I parked a half block away and considered whether I should jump out to “continue” the discussion, but within seconds the guy was at my window in a very advantageous position and ready to swing. He asked me if I had a problem (i.e. start a fight), and with my window open and his fist a few inches away there was no way I was going to be able to get out of the car without him pounding on me, so I said that ‘no, I didn’t.’ He walked off, probably saving my life. That’s antisocial behavior – we were both playing by some basic rules.
There was an unspoken question: ‘do you have a problem,’ which means, ‘do you want to fight?’ There was my response: ‘No, no problem,’ which means, ‘no, don’t want to fight.’ Then there was a retreat. He walked off and I drove off.
There were two lucky guys that day. Him and me. If he was a sociopath I’d be dead. There wouldn’t have been reasoning with him, nor would he have thought about the consequences of his actions. If he would have opened the door or tried punching me, my left hand was below the window sight line and holding a military style K-bar knife as my last line of defense (this guy was quite a bit bigger than me). If I was a sociopath, he’d be dead. But, I was playing by rules too – not going to pull out a knife while the situation was still relatively under control.
Larkin uses a different example of where a guy gets into a road rage incident and almost gets he and his family run over.

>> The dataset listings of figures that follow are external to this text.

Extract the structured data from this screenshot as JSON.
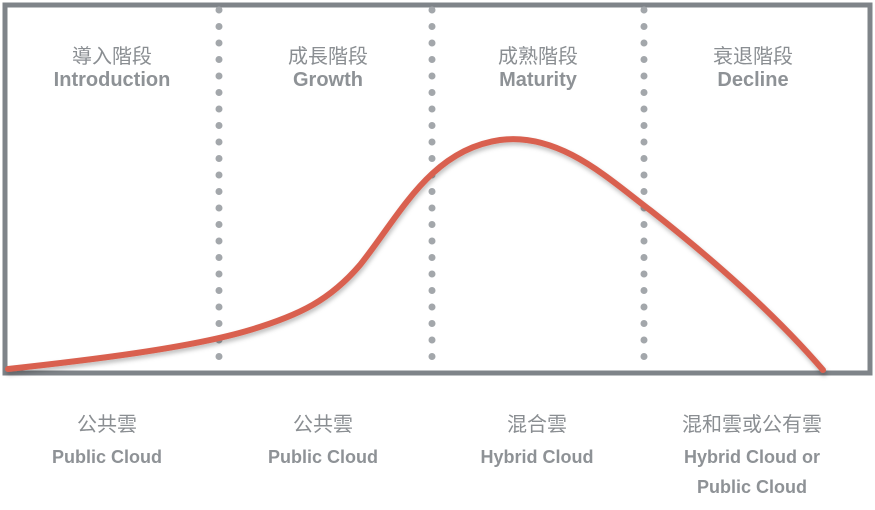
{
  "stages": [
    {
      "zh": "導入階段",
      "en": "Introduction"
    },
    {
      "zh": "成長階段",
      "en": "Growth"
    },
    {
      "zh": "成熟階段",
      "en": "Maturity"
    },
    {
      "zh": "衰退階段",
      "en": "Decline"
    }
  ],
  "clouds": [
    {
      "zh": "公共雲",
      "en": "Public Cloud"
    },
    {
      "zh": "公共雲",
      "en": "Public Cloud"
    },
    {
      "zh": "混合雲",
      "en": "Hybrid Cloud"
    },
    {
      "zh": "混和雲或公有雲",
      "en": "Hybrid Cloud or Public Cloud"
    }
  ]
}
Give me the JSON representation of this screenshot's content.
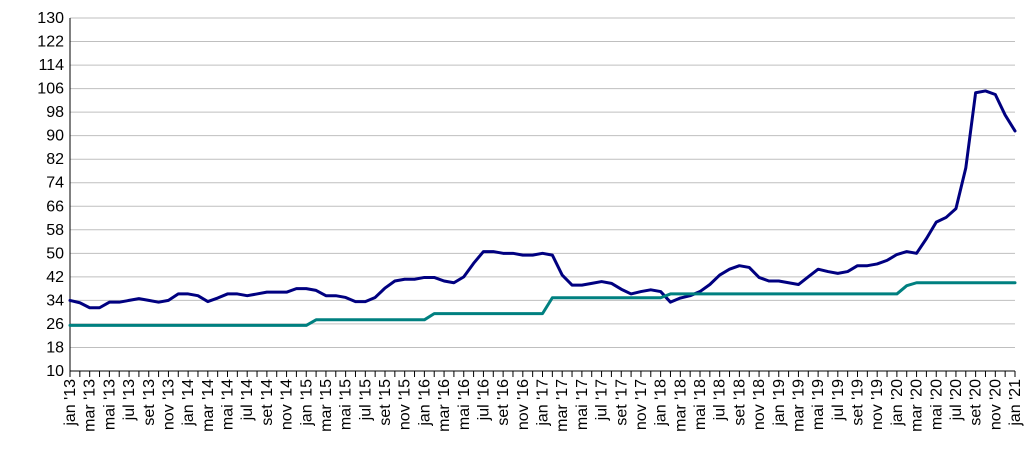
{
  "chart_data": {
    "type": "line",
    "title": "",
    "xlabel": "",
    "ylabel": "",
    "ylim": [
      10,
      130
    ],
    "yticks": [
      10,
      18,
      26,
      34,
      42,
      50,
      58,
      66,
      74,
      82,
      90,
      98,
      106,
      114,
      122,
      130
    ],
    "grid": "horizontal",
    "legend": "none",
    "x_tick_labels": [
      "jan '13",
      "mar '13",
      "mai '13",
      "jul '13",
      "set '13",
      "nov '13",
      "jan '14",
      "mar '14",
      "mai '14",
      "jul '14",
      "set '14",
      "nov '14",
      "jan '15",
      "mar '15",
      "mai '15",
      "jul '15",
      "set '15",
      "nov '15",
      "jan '16",
      "mar '16",
      "mai '16",
      "jul '16",
      "set '16",
      "nov '16",
      "jan '17",
      "mar '17",
      "mai '17",
      "jul '17",
      "set '17",
      "nov '17",
      "jan '18",
      "mar '18",
      "mai '18",
      "jul '18",
      "set '18",
      "nov '18",
      "jan '19",
      "mar '19",
      "mai '19",
      "jul '19",
      "set '19",
      "nov '19",
      "jan '20",
      "mar '20",
      "mai '20",
      "jul '20",
      "set '20",
      "nov '20",
      "jan '21"
    ],
    "series": [
      {
        "color": "#000080",
        "values": [
          34.0,
          33.2,
          31.5,
          31.5,
          33.4,
          33.4,
          34.0,
          34.6,
          34.0,
          33.4,
          34.0,
          36.2,
          36.2,
          35.6,
          33.6,
          34.8,
          36.2,
          36.2,
          35.6,
          36.2,
          36.8,
          36.8,
          36.8,
          38.0,
          38.0,
          37.4,
          35.6,
          35.6,
          35.0,
          33.6,
          33.6,
          35.0,
          38.2,
          40.6,
          41.2,
          41.2,
          41.8,
          41.8,
          40.6,
          40.0,
          42.0,
          46.6,
          50.6,
          50.6,
          50.0,
          50.0,
          49.4,
          49.4,
          50.0,
          49.4,
          42.6,
          39.2,
          39.2,
          39.8,
          40.4,
          39.8,
          37.8,
          36.2,
          37.0,
          37.6,
          37.0,
          33.4,
          34.8,
          35.6,
          37.0,
          39.4,
          42.6,
          44.6,
          45.8,
          45.2,
          41.8,
          40.6,
          40.6,
          40.0,
          39.4,
          42.0,
          44.6,
          43.8,
          43.2,
          43.8,
          45.8,
          45.8,
          46.4,
          47.6,
          49.6,
          50.6,
          50.0,
          55.0,
          60.6,
          62.2,
          65.2,
          79.0,
          104.6,
          105.2,
          104.0,
          97.0,
          91.6
        ]
      },
      {
        "color": "#008080",
        "values": [
          25.5,
          25.5,
          25.5,
          25.5,
          25.5,
          25.5,
          25.5,
          25.5,
          25.5,
          25.5,
          25.5,
          25.5,
          25.5,
          25.5,
          25.5,
          25.5,
          25.5,
          25.5,
          25.5,
          25.5,
          25.5,
          25.5,
          25.5,
          25.5,
          25.5,
          27.4,
          27.4,
          27.4,
          27.4,
          27.4,
          27.4,
          27.4,
          27.4,
          27.4,
          27.4,
          27.4,
          27.4,
          29.5,
          29.5,
          29.5,
          29.5,
          29.5,
          29.5,
          29.5,
          29.5,
          29.5,
          29.5,
          29.5,
          29.5,
          34.9,
          34.9,
          34.9,
          34.9,
          34.9,
          34.9,
          34.9,
          34.9,
          34.9,
          34.9,
          34.9,
          34.9,
          36.2,
          36.2,
          36.2,
          36.2,
          36.2,
          36.2,
          36.2,
          36.2,
          36.2,
          36.2,
          36.2,
          36.2,
          36.2,
          36.2,
          36.2,
          36.2,
          36.2,
          36.2,
          36.2,
          36.2,
          36.2,
          36.2,
          36.2,
          36.2,
          39.0,
          40.0,
          40.0,
          40.0,
          40.0,
          40.0,
          40.0,
          40.0,
          40.0,
          40.0,
          40.0,
          40.0
        ]
      }
    ]
  }
}
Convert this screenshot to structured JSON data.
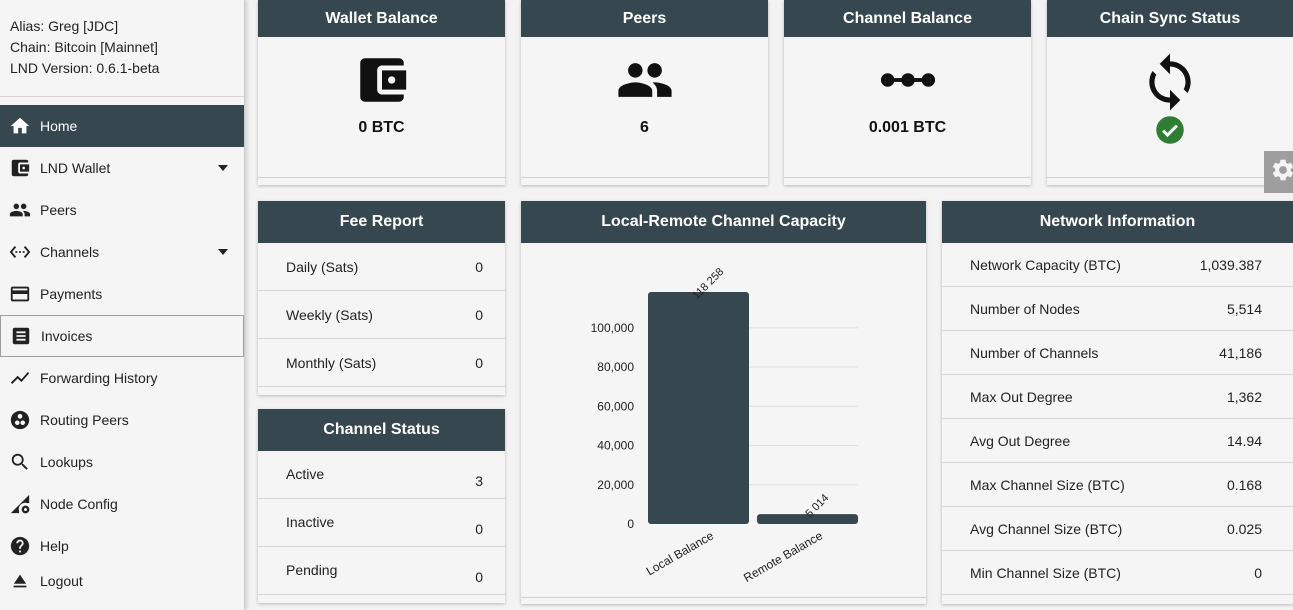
{
  "node": {
    "alias": "Alias: Greg [JDC]",
    "chain": "Chain: Bitcoin [Mainnet]",
    "version": "LND Version: 0.6.1-beta"
  },
  "nav": [
    {
      "label": "Home",
      "icon": "home-icon"
    },
    {
      "label": "LND Wallet",
      "icon": "wallet-icon"
    },
    {
      "label": "Peers",
      "icon": "people-icon"
    },
    {
      "label": "Channels",
      "icon": "channels-icon"
    },
    {
      "label": "Payments",
      "icon": "credit-card-icon"
    },
    {
      "label": "Invoices",
      "icon": "receipt-icon"
    },
    {
      "label": "Forwarding History",
      "icon": "timeline-icon"
    },
    {
      "label": "Routing Peers",
      "icon": "routing-peers-icon"
    },
    {
      "label": "Lookups",
      "icon": "search-icon"
    },
    {
      "label": "Node Config",
      "icon": "node-config-icon"
    },
    {
      "label": "Help",
      "icon": "help-icon"
    },
    {
      "label": "Logout",
      "icon": "eject-icon"
    }
  ],
  "tiles": {
    "wallet": {
      "title": "Wallet Balance",
      "value": "0 BTC"
    },
    "peers": {
      "title": "Peers",
      "value": "6"
    },
    "channel": {
      "title": "Channel Balance",
      "value": "0.001 BTC"
    },
    "sync": {
      "title": "Chain Sync Status",
      "status_color": "#2e7d32"
    }
  },
  "fee_report": {
    "title": "Fee Report",
    "rows": [
      {
        "label": "Daily (Sats)",
        "value": "0"
      },
      {
        "label": "Weekly (Sats)",
        "value": "0"
      },
      {
        "label": "Monthly (Sats)",
        "value": "0"
      }
    ]
  },
  "channel_status": {
    "title": "Channel Status",
    "rows": [
      {
        "label": "Active",
        "value": "3"
      },
      {
        "label": "Inactive",
        "value": "0"
      },
      {
        "label": "Pending",
        "value": "0"
      }
    ]
  },
  "capacity": {
    "title": "Local-Remote Channel Capacity"
  },
  "network": {
    "title": "Network Information",
    "rows": [
      {
        "label": "Network Capacity (BTC)",
        "value": "1,039.387"
      },
      {
        "label": "Number of Nodes",
        "value": "5,514"
      },
      {
        "label": "Number of Channels",
        "value": "41,186"
      },
      {
        "label": "Max Out Degree",
        "value": "1,362"
      },
      {
        "label": "Avg Out Degree",
        "value": "14.94"
      },
      {
        "label": "Max Channel Size (BTC)",
        "value": "0.168"
      },
      {
        "label": "Avg Channel Size (BTC)",
        "value": "0.025"
      },
      {
        "label": "Min Channel Size (BTC)",
        "value": "0"
      }
    ]
  },
  "chart_data": {
    "type": "bar",
    "categories": [
      "Local Balance",
      "Remote Balance"
    ],
    "values": [
      118258,
      5014
    ],
    "value_labels": [
      "118 258",
      "5 014"
    ],
    "ylim": [
      0,
      118258
    ],
    "yticks": [
      0,
      20000,
      40000,
      60000,
      80000,
      100000
    ],
    "ytick_labels": [
      "0",
      "20,000",
      "40,000",
      "60,000",
      "80,000",
      "100,000"
    ],
    "bar_color": "#37474f",
    "grid": true
  },
  "colors": {
    "accent": "#37474f",
    "background": "#f5f5f5"
  }
}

Larkins’ book is not about who is the biggest bad ass. Its about defending your life or the lives of your loved ones. When it comes time to fight, you have to be willing to do violence to end a violent encounter.
The problem with many women when they get attacked isn’t that they were oblivious to the signs, the problem is that they weren’t willing to do violence. For women, their greatest weapon is their intuition (Larkin 32). You’re expert body language readers. You can further hone those skills by people watching (Larkin 38), and studying facial expressions (Larkin 39). We see this in the aviation security training. Here’s a clue: one common emotion or facial expression with criminals is they show contempt for their victims (Larkin 39). Watch for the slight sneer.
So, two takeaways here to protect yourself. First, understand that the world you live in is dangerous and there are people who don’t obey the social agreements, our ‘rules’ of societal behavior. Second, women are good at reading micro expressions, body language and other non-verbal clues so use your natural instincts to let you know when there are problems.
Larkin, Tim. Survive the Unthinkable: A Total Guide to Women’s Self-protection. New York: Rodale, 2013. Print.